Predictably, his bill ended up going nowhere because, as he put it on Monday night, certain members of Congress were more interested in perpetuating the issue for their own political gain, than they were in actually trying to solve a problem. 

 

There are dozens more examples of Scott being one of the only adults in the room in Washington, but his strength as a future leader is about so much more than his inherent pragmatism. His strength is built around his ability to acknowledge America’s shortcomings, while still demonstrating all that makes this country strong.

 

“My grandfather’s 99th birthday would have been tomorrow,” he said Monday. “Growing up, he had to cross the street if a white person was coming. He suffered the indignity of being forced out of school as a third grader to pick cotton, and never learned to read or write. Yet, he lived to see his grandson become the first African American to be elected to both the United States House and Senate. Our family went from cotton to Congress in one lifetime. And that’s why I believe the next American century can be better than the last.”

 

He spoke of human potential, aspiration and inspiration.

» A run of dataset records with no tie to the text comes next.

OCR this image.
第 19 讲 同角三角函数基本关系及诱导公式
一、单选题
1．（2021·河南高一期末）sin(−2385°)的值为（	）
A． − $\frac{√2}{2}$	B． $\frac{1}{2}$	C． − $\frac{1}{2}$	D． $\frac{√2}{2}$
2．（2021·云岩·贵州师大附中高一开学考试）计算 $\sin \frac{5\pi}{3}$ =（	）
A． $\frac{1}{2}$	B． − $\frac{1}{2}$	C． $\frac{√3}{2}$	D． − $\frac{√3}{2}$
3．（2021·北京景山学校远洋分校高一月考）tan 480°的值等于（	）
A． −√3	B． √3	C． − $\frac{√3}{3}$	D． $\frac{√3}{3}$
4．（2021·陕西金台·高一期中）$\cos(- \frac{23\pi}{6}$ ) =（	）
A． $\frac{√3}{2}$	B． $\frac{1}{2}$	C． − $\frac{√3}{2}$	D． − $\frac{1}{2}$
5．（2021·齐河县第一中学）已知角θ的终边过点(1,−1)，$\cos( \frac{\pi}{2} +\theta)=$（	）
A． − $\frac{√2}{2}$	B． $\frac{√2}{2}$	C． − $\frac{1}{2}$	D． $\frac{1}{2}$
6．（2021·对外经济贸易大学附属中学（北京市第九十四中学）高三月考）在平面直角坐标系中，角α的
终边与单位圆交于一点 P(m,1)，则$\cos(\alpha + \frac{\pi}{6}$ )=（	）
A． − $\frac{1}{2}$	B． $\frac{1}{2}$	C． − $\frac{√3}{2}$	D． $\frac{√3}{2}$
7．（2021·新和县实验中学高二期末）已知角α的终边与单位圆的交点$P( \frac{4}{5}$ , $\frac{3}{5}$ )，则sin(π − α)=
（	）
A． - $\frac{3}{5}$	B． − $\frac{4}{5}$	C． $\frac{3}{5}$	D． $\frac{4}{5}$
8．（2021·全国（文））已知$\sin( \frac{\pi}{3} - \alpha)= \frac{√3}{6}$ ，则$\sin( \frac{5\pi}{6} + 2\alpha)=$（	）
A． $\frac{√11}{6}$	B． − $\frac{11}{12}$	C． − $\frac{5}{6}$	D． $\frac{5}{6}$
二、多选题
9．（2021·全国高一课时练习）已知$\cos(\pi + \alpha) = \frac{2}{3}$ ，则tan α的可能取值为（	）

To hear him speak Monday was to hear someone who loved this country and what it represents, even as it struggles through increasingly bitter division and conflict. 

 

That is the message that America needs to hear, and it is the only one that has any hope of bringing people back together. I hope it is the message of the future.

 

Matthew Gagnon of Yarmouth is the chief executive officer of the Maine Policy Institute, a free market policy think tank based in Portland. A Hampden native, he previously served as a senior strategist for the Republican Governors Association in Washington, D.C.